Each resident who was selected demonstrated experience in leadership, experience starting new programs and a passion for rural medicine, Hall said.

“You can be a great student, you can be a great learner, but you might not fit in a program that’s new,” Hall said. “They’ve all developed new programs, and they’ve shown perseverance.”

Olawuyi’s passion to provide health care for rural and underserved communities developed early in childhood. He was born and raised in Lagos, Nigeria, where he lived until he was 11. Residents often lack access to health because of cost and location.

“There is little to no access to a hospital,” Olawuyi said. “They’re also more pricey in terms of the amount you have to pay just for just being seen for minor illnesses. So a lot of people just self-diagnose themselves, and that usually has a profound impact on their health.”

Olawuyi was drawn to Pullman Regional because of its status as a critical access hospital, and because of opportunities to develop a wide range of skills, including sports medicine, through work with the local universities.

Rural and critical access hospitals offer a uniquely wide range of learning opportunities, Hall said.
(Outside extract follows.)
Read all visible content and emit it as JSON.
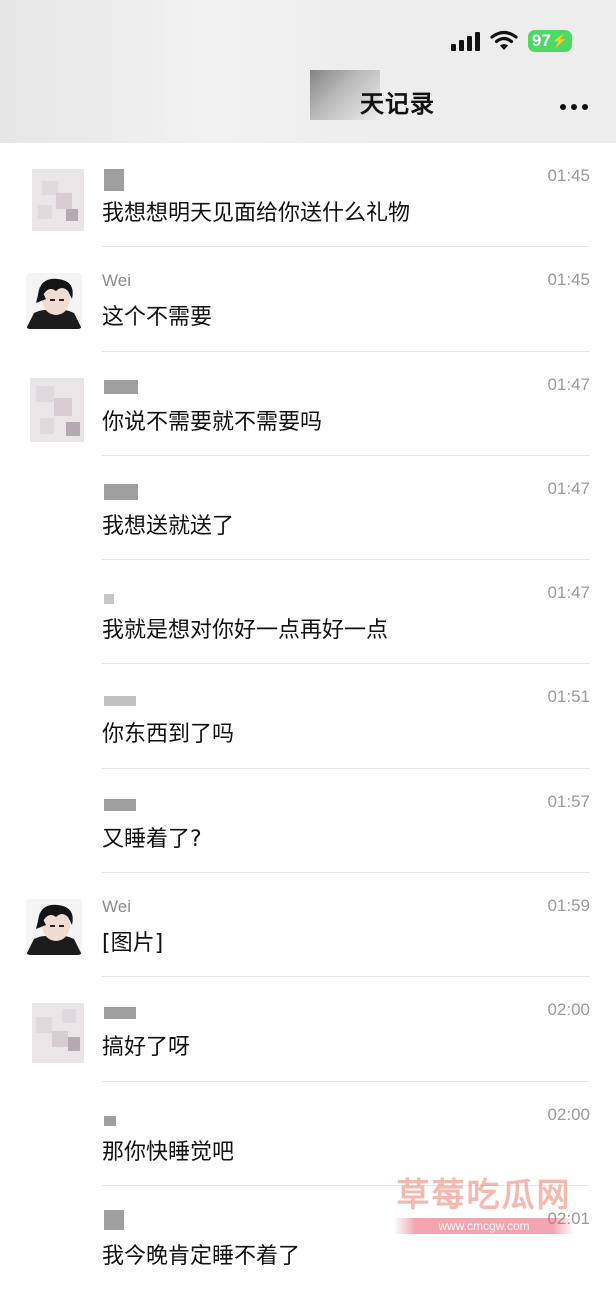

Unlike hospitals in larger cities, doctors treat many more ailments.

“You don’t have as much backup as you do in another place,” he said. “You don’t have stroke teams, and you don’t have heart attack teams. That’s all stuff that you need to take care of yourself locally.”

Olawuyi’s path to becoming a doctor was a tumultuous one, he said. Throughout his years of medical school, he tutored children to cover living expenses and tuition. During a clerkship in 2017, his Houston apartment flooded when Hurricane Harvey reached Texas.

“I woke up [at] like, literally about 3 a.m. in the night, and my bed was floating. My books were soaked. My computers were also in water,” he said. “I was homeless for I’d say, about two weeks before I was able to get a new apartment. I was pretty much just staying in the hospital.”

Having the support of family, friends and community helped him complete medical school, Olawuyi said. 

“That’s why I’ve always wanted to practice in a community that supports each other,” he said.

Now a Canadian citizen, Olawuyi  said his resolve to pursue medicine was further solidified by the death of his father a few years ago, after struggling with Type 2 diabetes.

“Witnessing my father’s medical journey, I learned that comprehensive care and preventative management can have a profound outcome on an individual’s prognosis, morbidity and mortality,” he said.

After the three-year residency, Olawuyi said he’s interested in continuing work in the Pullman area and potentially helping to train the next cohort of family medicine residents.

One of the benefits of adding a residency program, Hall said, is that the majority of medical residents will choose to continue practicing medicine at or near where they completed their residency.

“If we can get docs to go through our rural residency and to stay in eastern Washington and smaller communities, that would be such a wonderful thing,” he said.

This report is made possible by the cooperative agreement with NWPB, the Lewiston Tribune and the Moscow-Pullman Daily News.